Although the district court did not expressly invoke Rule 403 in its analysis of most of the exhibits, it discussed at length the probative value of the evidence, and it is apparent from the record that the court offered to give limiting instructions to minimize the prejudicial effect of the evidence. Gillier did not object to any of the proposed limiting instructions when the court gave the parties the opportunity to do so. And we presume the jury followed the limiting instructions. United States v. Graham, 51 F.4th 67, 83 (2d Cir. 2022). For these reasons, we conclude that the district court did not abuse its discretion in admitting the exhibits from the Honeywell civil litigation.
The court did expressly rule that the deposition notice (Exhibit 301-G) was probative insofar as it corroborated the government's narrative and was not unfairly prejudicial.
Gillier also asserts that the district court erred in admitting two internal Honeywell email chains because they were impermissible hearsay. First, he contends the district court improperly admitted Exhibit 108-001 on the basis that the emails within the chain contained "commands" and were not therefore hearsay. However, the record does not support this argument. The government did not argue that Exhibit 108-001 should be admitted solely as a command; it argued the chain should be admitted "not for its truth but as a command and for its effect on the recipients . . . [and] to show the defendants knowledge and as context for his statements in a recorded phone call." App'x 135. And the limiting instruction the district court gave after admitting Exhibit 108-001 demonstrated the emails were not admitted solely as commands. The instruction explained to the jury that it could consider the emails "as evidence of the events that occurred within Honeywell[;] . . . to explain the later actions of the people who received them[;] . . . [and] to explain Mr. Gillier's statements and what he knew at the time." App'x 71-72. Importantly, the jury was not to "consider those emails as evidence that those statements of fact are true." App'x 72. Because these statements were admitted for their effect on the listener and not for the truth of the matter asserted, they are not hearsay. See Fed.R.Evid. 801(c) advisory committee's note ("If the significance of an offered statement lies solely in the fact that it was made, no issue is raised as to the truth of anything asserted, and the statement is not hearsay.").
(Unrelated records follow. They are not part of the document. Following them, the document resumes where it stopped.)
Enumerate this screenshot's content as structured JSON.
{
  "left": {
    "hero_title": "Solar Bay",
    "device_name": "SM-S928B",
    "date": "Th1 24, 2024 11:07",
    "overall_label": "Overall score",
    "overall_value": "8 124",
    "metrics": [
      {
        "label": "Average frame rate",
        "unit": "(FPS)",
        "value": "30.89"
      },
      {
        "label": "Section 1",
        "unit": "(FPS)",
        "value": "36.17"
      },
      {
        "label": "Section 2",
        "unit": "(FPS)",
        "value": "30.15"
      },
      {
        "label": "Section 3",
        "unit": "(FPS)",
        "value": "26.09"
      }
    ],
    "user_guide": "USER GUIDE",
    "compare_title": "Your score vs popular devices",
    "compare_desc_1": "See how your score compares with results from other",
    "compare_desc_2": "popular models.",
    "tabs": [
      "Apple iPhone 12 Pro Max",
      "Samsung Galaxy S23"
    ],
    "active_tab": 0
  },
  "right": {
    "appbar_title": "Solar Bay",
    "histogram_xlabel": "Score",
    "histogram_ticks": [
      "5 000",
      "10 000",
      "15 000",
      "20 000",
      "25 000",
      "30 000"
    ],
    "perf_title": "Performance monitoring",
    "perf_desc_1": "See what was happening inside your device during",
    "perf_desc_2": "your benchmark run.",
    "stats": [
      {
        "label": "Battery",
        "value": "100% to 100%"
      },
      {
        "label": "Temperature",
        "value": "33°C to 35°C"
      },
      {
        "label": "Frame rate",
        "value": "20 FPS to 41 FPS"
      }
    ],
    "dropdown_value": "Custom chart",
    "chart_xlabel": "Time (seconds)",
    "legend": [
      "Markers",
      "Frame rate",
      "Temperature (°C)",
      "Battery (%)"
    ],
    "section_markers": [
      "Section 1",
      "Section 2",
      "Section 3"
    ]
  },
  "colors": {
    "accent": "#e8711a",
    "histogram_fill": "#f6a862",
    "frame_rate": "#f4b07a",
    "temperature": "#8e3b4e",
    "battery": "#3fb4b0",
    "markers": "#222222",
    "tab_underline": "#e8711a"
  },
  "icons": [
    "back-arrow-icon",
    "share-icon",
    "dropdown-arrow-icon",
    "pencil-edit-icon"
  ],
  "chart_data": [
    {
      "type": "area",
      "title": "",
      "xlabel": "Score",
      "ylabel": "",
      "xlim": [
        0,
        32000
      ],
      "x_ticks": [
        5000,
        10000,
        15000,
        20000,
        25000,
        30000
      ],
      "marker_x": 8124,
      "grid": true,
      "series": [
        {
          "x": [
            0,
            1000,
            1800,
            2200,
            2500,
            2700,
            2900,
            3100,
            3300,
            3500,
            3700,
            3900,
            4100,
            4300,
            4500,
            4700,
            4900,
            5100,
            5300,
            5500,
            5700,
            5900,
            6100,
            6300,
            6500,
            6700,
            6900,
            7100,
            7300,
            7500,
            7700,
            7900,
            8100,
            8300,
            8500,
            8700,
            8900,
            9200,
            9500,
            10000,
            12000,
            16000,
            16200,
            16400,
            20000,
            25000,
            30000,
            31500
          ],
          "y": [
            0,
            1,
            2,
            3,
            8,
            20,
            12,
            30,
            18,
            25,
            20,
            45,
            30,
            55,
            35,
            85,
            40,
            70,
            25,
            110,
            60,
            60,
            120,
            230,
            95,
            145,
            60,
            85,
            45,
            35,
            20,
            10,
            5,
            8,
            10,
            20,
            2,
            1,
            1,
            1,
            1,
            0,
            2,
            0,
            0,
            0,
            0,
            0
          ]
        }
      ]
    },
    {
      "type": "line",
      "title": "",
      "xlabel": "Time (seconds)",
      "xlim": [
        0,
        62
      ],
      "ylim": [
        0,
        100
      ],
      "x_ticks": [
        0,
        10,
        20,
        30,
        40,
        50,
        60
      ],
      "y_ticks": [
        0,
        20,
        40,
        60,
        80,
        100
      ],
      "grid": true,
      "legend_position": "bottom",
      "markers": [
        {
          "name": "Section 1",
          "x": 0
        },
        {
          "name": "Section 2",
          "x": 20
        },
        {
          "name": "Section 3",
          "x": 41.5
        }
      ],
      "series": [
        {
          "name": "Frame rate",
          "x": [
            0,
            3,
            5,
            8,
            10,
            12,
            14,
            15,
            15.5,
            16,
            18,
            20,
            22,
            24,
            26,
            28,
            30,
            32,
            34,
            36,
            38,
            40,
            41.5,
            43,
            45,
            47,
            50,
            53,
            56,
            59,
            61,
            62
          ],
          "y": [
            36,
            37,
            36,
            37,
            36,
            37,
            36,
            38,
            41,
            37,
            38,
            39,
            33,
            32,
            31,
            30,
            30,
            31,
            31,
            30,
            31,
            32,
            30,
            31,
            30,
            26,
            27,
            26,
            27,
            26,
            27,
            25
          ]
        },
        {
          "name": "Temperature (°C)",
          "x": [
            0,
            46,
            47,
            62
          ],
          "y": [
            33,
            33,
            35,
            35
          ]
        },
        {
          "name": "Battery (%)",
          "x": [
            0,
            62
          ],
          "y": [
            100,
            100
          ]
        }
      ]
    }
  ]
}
Similarly, Gillier asserts that Exhibit 108-030 does not contain a command to its recipient. However, as the district court reasoned, the email tells the recipient not to process checks from Gillier's company and to forward any checks received. "Statements offered as evidence of commands . . . rather than for the truth of the matter asserted therein, are not hearsay." United States v. Bellomo, 176 F.3d 580, 586 (2d Cir. 1999). The district court did not err in admitting Exhibit 108-030.
For the foregoing reasons, the district court's judgement is AFFIRMED.
FOR THE COURT:
[*] Judge Vernon Dion Oliver, of the United States District Court for the District of Connecticut, sitting by designation.